Frage: Müssen Sie nicht einfach akzeptieren, daß die Mehrheit eben keinen schwarz-gelben Neuanfang gewählt hat?
WESTERWELLE: Im Gegenteil: Die Partei, die mutig und klar war, nämlich die FDP, ist besonders stark gewählt worden. Das gilt am anderen Ende des politischen Spektrums übrigens auch für die PDS, deren Programm zwar das komplette Gegenteil zu unserem darstellt, aber in sich ebenfalls unzweideutig ist. Die großen Volksparteien und die Grünen waren dagegen undeutlich und diffus und haben dadurch Stimmen verloren. Die FDP ist auch nach der Wahl klar geblieben: Wir haben die Ampel vorher abgelehnt und auch nachher alle verführerischen Angebote von SPD und Grünen abgelehnt.

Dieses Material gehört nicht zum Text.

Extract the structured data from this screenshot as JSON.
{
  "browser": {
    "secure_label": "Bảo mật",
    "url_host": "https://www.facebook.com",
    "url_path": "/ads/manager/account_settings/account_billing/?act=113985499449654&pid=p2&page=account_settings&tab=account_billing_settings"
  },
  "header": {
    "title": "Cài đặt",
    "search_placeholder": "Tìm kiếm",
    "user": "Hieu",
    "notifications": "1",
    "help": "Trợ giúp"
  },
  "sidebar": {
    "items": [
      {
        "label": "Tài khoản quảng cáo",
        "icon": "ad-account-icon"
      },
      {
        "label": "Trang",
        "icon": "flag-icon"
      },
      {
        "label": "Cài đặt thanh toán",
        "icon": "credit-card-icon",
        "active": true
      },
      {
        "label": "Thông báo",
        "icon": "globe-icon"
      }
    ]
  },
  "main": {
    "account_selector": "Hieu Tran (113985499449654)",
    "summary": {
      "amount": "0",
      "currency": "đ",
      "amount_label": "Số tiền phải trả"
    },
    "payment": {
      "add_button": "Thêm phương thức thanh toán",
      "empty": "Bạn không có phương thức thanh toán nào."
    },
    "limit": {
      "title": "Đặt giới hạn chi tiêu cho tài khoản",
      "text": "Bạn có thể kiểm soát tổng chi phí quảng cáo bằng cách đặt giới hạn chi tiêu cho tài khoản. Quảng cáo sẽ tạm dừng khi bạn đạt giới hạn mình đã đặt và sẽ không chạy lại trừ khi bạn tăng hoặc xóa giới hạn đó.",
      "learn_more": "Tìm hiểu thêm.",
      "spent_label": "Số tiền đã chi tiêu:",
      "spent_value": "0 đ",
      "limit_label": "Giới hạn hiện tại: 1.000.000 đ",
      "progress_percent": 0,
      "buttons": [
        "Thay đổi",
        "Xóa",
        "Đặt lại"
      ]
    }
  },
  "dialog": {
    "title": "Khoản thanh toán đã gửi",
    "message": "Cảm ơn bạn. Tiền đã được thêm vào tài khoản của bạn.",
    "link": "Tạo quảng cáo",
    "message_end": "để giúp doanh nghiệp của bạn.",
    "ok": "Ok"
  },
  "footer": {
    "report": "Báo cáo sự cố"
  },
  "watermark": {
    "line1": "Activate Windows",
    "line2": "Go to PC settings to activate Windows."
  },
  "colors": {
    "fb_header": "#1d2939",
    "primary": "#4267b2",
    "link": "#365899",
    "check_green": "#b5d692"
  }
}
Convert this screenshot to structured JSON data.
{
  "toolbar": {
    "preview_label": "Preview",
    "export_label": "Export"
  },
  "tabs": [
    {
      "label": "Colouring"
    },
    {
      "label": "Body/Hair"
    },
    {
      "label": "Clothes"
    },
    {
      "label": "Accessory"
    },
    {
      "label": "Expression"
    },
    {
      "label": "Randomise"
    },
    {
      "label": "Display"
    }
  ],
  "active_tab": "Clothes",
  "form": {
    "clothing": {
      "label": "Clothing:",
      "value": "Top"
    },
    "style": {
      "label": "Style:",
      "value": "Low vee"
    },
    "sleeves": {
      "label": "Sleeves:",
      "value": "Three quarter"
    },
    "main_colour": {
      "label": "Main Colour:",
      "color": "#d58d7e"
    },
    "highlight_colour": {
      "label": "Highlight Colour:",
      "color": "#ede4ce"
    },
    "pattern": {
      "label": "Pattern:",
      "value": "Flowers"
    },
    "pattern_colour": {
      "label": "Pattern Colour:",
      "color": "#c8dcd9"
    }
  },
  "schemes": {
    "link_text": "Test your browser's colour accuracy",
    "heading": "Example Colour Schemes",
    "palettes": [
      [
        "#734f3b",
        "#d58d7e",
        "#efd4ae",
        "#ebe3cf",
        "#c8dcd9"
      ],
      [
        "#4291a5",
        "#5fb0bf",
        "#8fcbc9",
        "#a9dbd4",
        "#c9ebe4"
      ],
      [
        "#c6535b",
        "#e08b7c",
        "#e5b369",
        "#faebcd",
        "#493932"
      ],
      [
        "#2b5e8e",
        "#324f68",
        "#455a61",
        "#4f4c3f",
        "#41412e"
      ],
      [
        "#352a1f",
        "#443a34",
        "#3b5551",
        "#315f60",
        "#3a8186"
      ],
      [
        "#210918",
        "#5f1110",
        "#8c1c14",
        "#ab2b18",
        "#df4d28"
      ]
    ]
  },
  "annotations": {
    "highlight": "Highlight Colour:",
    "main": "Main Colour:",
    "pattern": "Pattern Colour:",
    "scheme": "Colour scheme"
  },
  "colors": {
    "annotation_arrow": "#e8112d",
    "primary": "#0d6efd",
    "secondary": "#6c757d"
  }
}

Frage: Sie sprechen viel von den Programmen, wie bewerten Sie den Faktor Persönlichkeit?
WESTERWELLE: Der wird dann wichtig, wenn eine Person ein Programm überzeugend verkörpert. Ich habe drei Jahre lang ein Sperrfeuer gegen meine Person durchstehen müssen. Es gab wohl kaum eine Kundgebung von Gewerkschaftsfunktionären oder von der politischen Linken, wo ich nicht als neoliberales Feindbild herhalten mußte. Aber wir haben an der Erneuerung des Sozialstaates festgehalten, weil sie Arbeitsplätze schafft, weil sie neosozial ist. Das hat diesen Angriffen die Spitze gebrochen.